3 claim against the county for municipal liability (DE 130-1 Mem 19-21) and because the state-law claims are barred by sovereign immunity (DE 130-1 Mem. 22-23.) The Court did not address these arguments in the opinion on Jailer Banta’s motion to dismiss. Instead, the Court dismissed the claims against Banta in his official capacity because they were redundant to the claims against the county. (DE 144 Opinion.)

II. Analysis A. Constitutional claims against the County

The county can be held liable for Patrick’s claims under § 1983 only if “its policy or custom cause[d] the constitutional violation in question.” Miller v. Calhoun Cty., 408 F.3d 803, 813 (6th Cir. 2005). It cannot be liable solely because an employee committed a constitutional violation. Lemaster v. Lawrence Cnty., Kentucky, 65 F.4th 302, 312 (6th Cir. 2023). A plaintiff can allege such a policy or custom in four ways. He can allege: (1) the existence of an illegal official policy or legislative enactment; (2) that an official with final decision making authority ratified illegal actions; (3) the existence of a policy of inadequate training or supervision; or (4) the existence of a custom of tolerance or acquiescence of federal rights violations.

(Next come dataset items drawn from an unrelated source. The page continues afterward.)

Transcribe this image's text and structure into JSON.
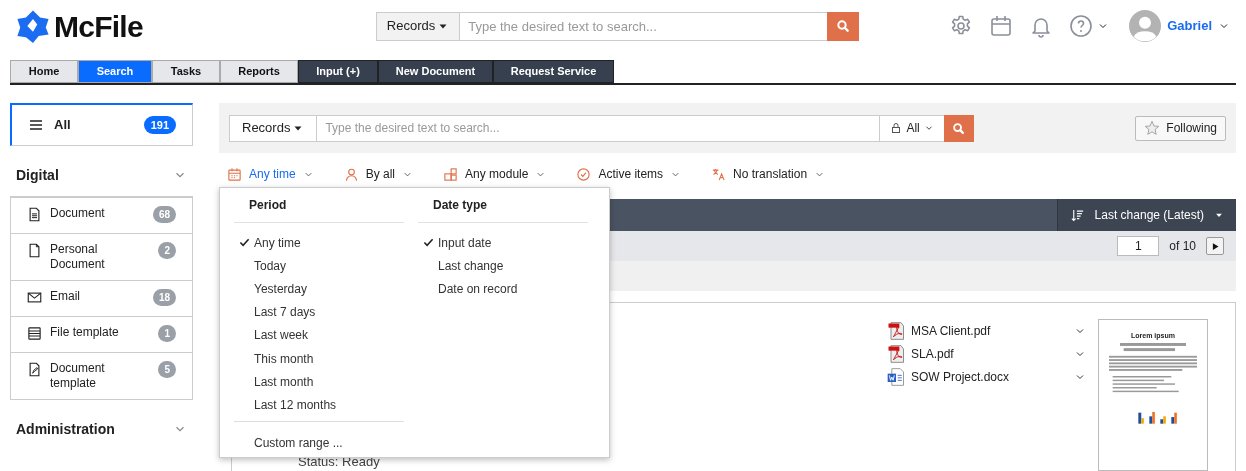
{
  "logo": {
    "text": "McFile"
  },
  "header_search": {
    "scope": "Records",
    "placeholder": "Type the desired text to search..."
  },
  "user": {
    "name": "Gabriel"
  },
  "nav_tabs": [
    {
      "label": "Home",
      "kind": "light",
      "selected": false
    },
    {
      "label": "Search",
      "kind": "light",
      "selected": true
    },
    {
      "label": "Tasks",
      "kind": "light",
      "selected": false
    },
    {
      "label": "Reports",
      "kind": "light",
      "selected": false
    },
    {
      "label": "Input (+)",
      "kind": "dark",
      "selected": false
    },
    {
      "label": "New Document",
      "kind": "dark",
      "selected": false
    },
    {
      "label": "Request Service",
      "kind": "dark",
      "selected": false
    }
  ],
  "sidebar": {
    "all": {
      "label": "All",
      "count": "191",
      "selected": true
    },
    "sections": [
      {
        "title": "Digital",
        "items": [
          {
            "label": "Document",
            "count": "68",
            "kind": "document"
          },
          {
            "label": "Personal Document",
            "count": "2",
            "kind": "page"
          },
          {
            "label": "Email",
            "count": "18",
            "kind": "email"
          },
          {
            "label": "File template",
            "count": "1",
            "kind": "list"
          },
          {
            "label": "Document template",
            "count": "5",
            "kind": "template"
          }
        ]
      },
      {
        "title": "Administration"
      }
    ]
  },
  "search": {
    "scope": "Records",
    "placeholder": "Type the desired text to search...",
    "filter": "All",
    "following": "Following"
  },
  "filters": [
    {
      "label": "Any time",
      "kind": "calendar",
      "active": true
    },
    {
      "label": "By all",
      "kind": "person",
      "active": false
    },
    {
      "label": "Any module",
      "kind": "modules",
      "active": false
    },
    {
      "label": "Active items",
      "kind": "check",
      "active": false
    },
    {
      "label": "No translation",
      "kind": "translate",
      "active": false
    }
  ],
  "sort": {
    "label": "Last change (Latest)"
  },
  "pager": {
    "page": "1",
    "total": "of 10"
  },
  "result": {
    "status": "Status: Ready",
    "attachments": [
      {
        "name": "MSA Client.pdf",
        "kind": "pdf"
      },
      {
        "name": "SLA.pdf",
        "kind": "pdf"
      },
      {
        "name": "SOW Project.docx",
        "kind": "word"
      }
    ],
    "thumbnail": {
      "title": "Lorem ipsum"
    }
  },
  "dropdown": {
    "columns": [
      {
        "title": "Period",
        "items": [
          {
            "label": "Any time",
            "selected": true
          },
          {
            "label": "Today",
            "selected": false
          },
          {
            "label": "Yesterday",
            "selected": false
          },
          {
            "label": "Last 7 days",
            "selected": false
          },
          {
            "label": "Last week",
            "selected": false
          },
          {
            "label": "This month",
            "selected": false
          },
          {
            "label": "Last month",
            "selected": false
          },
          {
            "label": "Last 12 months",
            "selected": false
          }
        ],
        "footer": "Custom range ..."
      },
      {
        "title": "Date type",
        "items": [
          {
            "label": "Input date",
            "selected": true
          },
          {
            "label": "Last change",
            "selected": false
          },
          {
            "label": "Date on record",
            "selected": false
          }
        ]
      }
    ]
  }
}
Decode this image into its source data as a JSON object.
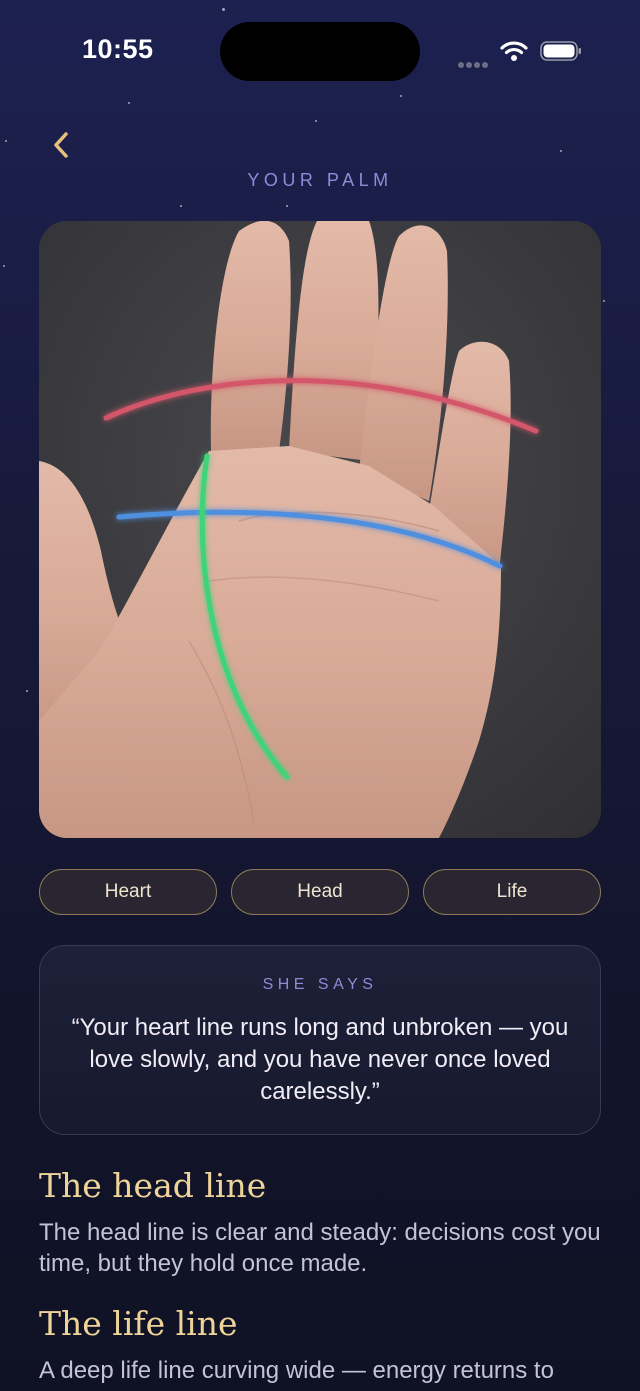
{
  "status_bar": {
    "time": "10:55"
  },
  "header": {
    "title": "YOUR PALM"
  },
  "line_colors": {
    "heart": "#d4566a",
    "head": "#4f8fe0",
    "life": "#3fd37a"
  },
  "line_tabs": [
    "Heart",
    "Head",
    "Life"
  ],
  "reading": {
    "label": "SHE SAYS",
    "quote": "“Your heart line runs long and unbroken — you love slowly, and you have never once loved carelessly.”"
  },
  "sections": [
    {
      "title": "The head line",
      "text": "The head line is clear and steady: decisions cost you time, but they hold once made."
    },
    {
      "title": "The life line",
      "text": "A deep life line curving wide — energy returns to"
    }
  ],
  "icons": {
    "back": "chevron-left-icon",
    "wifi": "wifi-icon",
    "battery": "battery-icon",
    "signal": "cellular-signal-icon"
  }
}
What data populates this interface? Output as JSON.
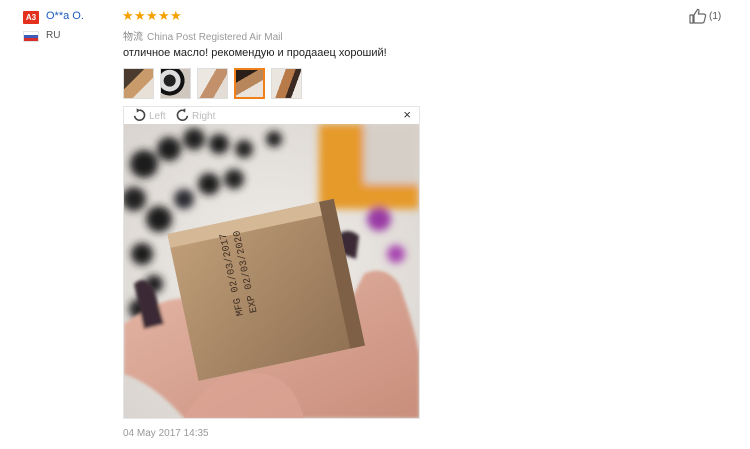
{
  "reviewer": {
    "badge": "A3",
    "name": "O**a O.",
    "country": "RU"
  },
  "review": {
    "rating": 5,
    "stars": [
      "★",
      "★",
      "★",
      "★",
      "★"
    ],
    "shipping_label": "物流",
    "shipping_method": "China Post Registered Air Mail",
    "text": "отличное масло! рекомендую и продааец хороший!",
    "date": "04 May 2017 14:35",
    "helpful_count": "(1)",
    "thumbnails": [
      {
        "name": "photo-1",
        "active": false
      },
      {
        "name": "photo-2",
        "active": false
      },
      {
        "name": "photo-3",
        "active": false
      },
      {
        "name": "photo-4",
        "active": true
      },
      {
        "name": "photo-5",
        "active": false
      }
    ]
  },
  "viewer": {
    "rotate_left_label": "Left",
    "rotate_right_label": "Right",
    "close_symbol": "×",
    "photo_print_line1": "MFG 02/03/2017",
    "photo_print_line2": "EXP 02/03/2020"
  },
  "colors": {
    "accent_orange": "#f0801a",
    "star": "#f6a000",
    "badge_red": "#e3311d",
    "name_blue": "#1e5bbf"
  },
  "icons": {
    "thumbs_up": "thumbs-up-icon",
    "rotate_left": "rotate-left-icon",
    "rotate_right": "rotate-right-icon",
    "close": "close-icon",
    "flag": "russia-flag-icon"
  }
}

Jackson v. City of Cleveland, 925 F.3d 793, 828 (6th Cir. 2019) (quoting Burgess v. Fischer, 735 F.3d 462, 478 (6th Cir. 2013)). In response to the motion to dismiss, Patrick clarifies that the constitutional right he claims the county violated and conspired to violate was his right to adequate medical care. He claims the county was intentionally indifferent to “an obvious and serious medical condition of a 4 detainee requiring treatment.” (DE 139 Response 3.) For this claim, Patrick first argues that the county can be liable for the acts or omissions of its employees. (DE 139 Response 4-5.) This is incorrect. “Section 1983 liability will not be imposed solely upon the basis of respondeat superior.” Bellamy v. Bradley, 729 F.2d 416, 421 (6th Cir. 1984). A county is liable under § 1983 only if “its policy or custom cause[d] the

constitutional violation in question.” Miller, 408 F.3d at 813. The county can be liable if “an official with final decision making authority ratified illegal actions.” Jackson, 925 F.3d at 828. Plaintiffs assert in the complaint that they are “informed” and “believe” that Jailer Banta establishes “customs, practice, and policy” for the jail.